Now Kirsty Duncan, minister of science and minister of sport and persons with disabilities, finds herself at the centre of speculation as talk heats up about a cabinet shuffle.
Prime Minister Justin Trudeau will shuffle his cabinet sometime in the next week, sources tell The Canadian Press. With the NATO leaders’ summit in Europe now behind him, his focus is shifting to putting the final touches on a Liberal cabinet that will carry his government through to the 2019 election.
As word spreads among the government that the changes imminent, political staff are anxious about their own futures and some cabinet ministers are looking at flight options in case they get a call to return to Ottawa immediately.
That call will only come if they are affected, so don’t expect all 29 ministers to make an appearance in the nation’s capital.
A year before an election, replacing ministers who won’t run again in 2019 could be one plan — though there are no ministers among the dozen MPs who have already signalled they won’t be on the ballot next time around.

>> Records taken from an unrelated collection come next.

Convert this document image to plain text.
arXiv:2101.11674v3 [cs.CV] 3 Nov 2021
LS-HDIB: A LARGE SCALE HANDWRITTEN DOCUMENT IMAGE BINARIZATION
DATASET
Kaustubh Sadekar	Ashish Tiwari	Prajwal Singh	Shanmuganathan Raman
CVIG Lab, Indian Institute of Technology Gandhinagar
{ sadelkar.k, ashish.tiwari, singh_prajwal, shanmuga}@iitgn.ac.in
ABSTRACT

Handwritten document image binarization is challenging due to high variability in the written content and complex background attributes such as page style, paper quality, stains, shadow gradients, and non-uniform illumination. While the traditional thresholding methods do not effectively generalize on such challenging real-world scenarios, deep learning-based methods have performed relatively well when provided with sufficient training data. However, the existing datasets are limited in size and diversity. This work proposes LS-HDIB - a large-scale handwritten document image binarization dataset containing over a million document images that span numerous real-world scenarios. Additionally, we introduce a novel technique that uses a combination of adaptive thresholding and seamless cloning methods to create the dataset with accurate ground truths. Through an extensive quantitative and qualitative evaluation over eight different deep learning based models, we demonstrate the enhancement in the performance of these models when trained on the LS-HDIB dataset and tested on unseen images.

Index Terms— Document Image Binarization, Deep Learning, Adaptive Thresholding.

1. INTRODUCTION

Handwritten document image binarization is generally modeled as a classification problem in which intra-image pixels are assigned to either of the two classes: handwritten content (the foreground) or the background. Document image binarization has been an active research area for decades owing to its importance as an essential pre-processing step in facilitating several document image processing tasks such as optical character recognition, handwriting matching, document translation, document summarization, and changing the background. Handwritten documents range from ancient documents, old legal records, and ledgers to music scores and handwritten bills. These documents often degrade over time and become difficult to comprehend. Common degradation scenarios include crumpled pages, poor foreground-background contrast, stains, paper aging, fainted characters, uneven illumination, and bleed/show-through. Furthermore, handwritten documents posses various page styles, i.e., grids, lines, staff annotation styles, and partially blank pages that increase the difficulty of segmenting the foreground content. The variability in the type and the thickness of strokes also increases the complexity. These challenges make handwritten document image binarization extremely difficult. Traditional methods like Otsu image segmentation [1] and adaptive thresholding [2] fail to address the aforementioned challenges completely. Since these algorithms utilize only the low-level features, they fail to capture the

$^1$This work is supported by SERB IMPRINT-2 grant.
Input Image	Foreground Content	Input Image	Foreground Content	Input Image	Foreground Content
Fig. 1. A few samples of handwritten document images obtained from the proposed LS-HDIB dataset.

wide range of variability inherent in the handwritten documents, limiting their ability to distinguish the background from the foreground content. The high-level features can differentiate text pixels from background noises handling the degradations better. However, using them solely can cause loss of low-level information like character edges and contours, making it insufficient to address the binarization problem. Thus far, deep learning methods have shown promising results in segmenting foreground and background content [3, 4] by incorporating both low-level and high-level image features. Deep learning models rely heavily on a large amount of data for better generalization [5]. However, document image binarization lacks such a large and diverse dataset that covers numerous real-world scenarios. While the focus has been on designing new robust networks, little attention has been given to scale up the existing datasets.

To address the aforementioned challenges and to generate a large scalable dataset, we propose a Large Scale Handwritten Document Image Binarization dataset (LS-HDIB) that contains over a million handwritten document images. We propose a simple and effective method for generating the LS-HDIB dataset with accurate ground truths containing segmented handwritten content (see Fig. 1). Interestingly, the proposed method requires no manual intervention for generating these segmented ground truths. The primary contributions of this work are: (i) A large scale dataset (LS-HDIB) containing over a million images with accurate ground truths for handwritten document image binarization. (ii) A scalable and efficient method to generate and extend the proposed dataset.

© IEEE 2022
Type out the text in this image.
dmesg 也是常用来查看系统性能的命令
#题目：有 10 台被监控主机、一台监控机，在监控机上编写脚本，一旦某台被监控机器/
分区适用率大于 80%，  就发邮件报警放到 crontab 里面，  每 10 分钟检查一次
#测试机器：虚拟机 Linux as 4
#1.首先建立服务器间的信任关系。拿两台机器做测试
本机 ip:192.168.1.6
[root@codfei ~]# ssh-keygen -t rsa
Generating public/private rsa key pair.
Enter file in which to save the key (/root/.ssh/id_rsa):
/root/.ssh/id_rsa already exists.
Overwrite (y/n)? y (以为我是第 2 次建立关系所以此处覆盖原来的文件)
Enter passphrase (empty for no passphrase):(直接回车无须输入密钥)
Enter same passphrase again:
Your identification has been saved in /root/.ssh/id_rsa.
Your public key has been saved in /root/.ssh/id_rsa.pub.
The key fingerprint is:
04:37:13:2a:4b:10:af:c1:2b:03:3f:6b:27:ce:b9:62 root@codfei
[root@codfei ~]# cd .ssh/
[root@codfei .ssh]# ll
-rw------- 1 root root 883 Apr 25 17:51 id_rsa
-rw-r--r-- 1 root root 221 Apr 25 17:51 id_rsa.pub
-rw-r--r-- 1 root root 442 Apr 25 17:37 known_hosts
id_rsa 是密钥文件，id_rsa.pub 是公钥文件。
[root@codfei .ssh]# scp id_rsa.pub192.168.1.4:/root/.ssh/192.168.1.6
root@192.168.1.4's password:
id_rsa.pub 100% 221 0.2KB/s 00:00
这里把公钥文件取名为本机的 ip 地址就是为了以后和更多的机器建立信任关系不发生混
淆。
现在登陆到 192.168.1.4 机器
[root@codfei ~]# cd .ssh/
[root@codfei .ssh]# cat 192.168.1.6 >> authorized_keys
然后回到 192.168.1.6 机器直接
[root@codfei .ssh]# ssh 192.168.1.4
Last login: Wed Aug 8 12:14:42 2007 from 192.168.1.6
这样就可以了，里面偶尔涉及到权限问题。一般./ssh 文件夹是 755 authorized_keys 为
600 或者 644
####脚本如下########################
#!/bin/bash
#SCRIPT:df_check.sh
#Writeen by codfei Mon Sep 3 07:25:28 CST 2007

Splitting Duncan’s duties back into two jobs is expected to be one of the moves, since Trudeau is believed to be planning his first expansion cabinet since taking office, and he needs jobs to give the new faces.
Duncan has been the minister of science since the beginning of the Trudeau government. In January, she was sworn in as minister of sport and persons with disabilities just days after Kent Hehr, her predecessor in that post, was forced to resign from cabinet over harassment allegations from his time as a member of the Alberta legislature.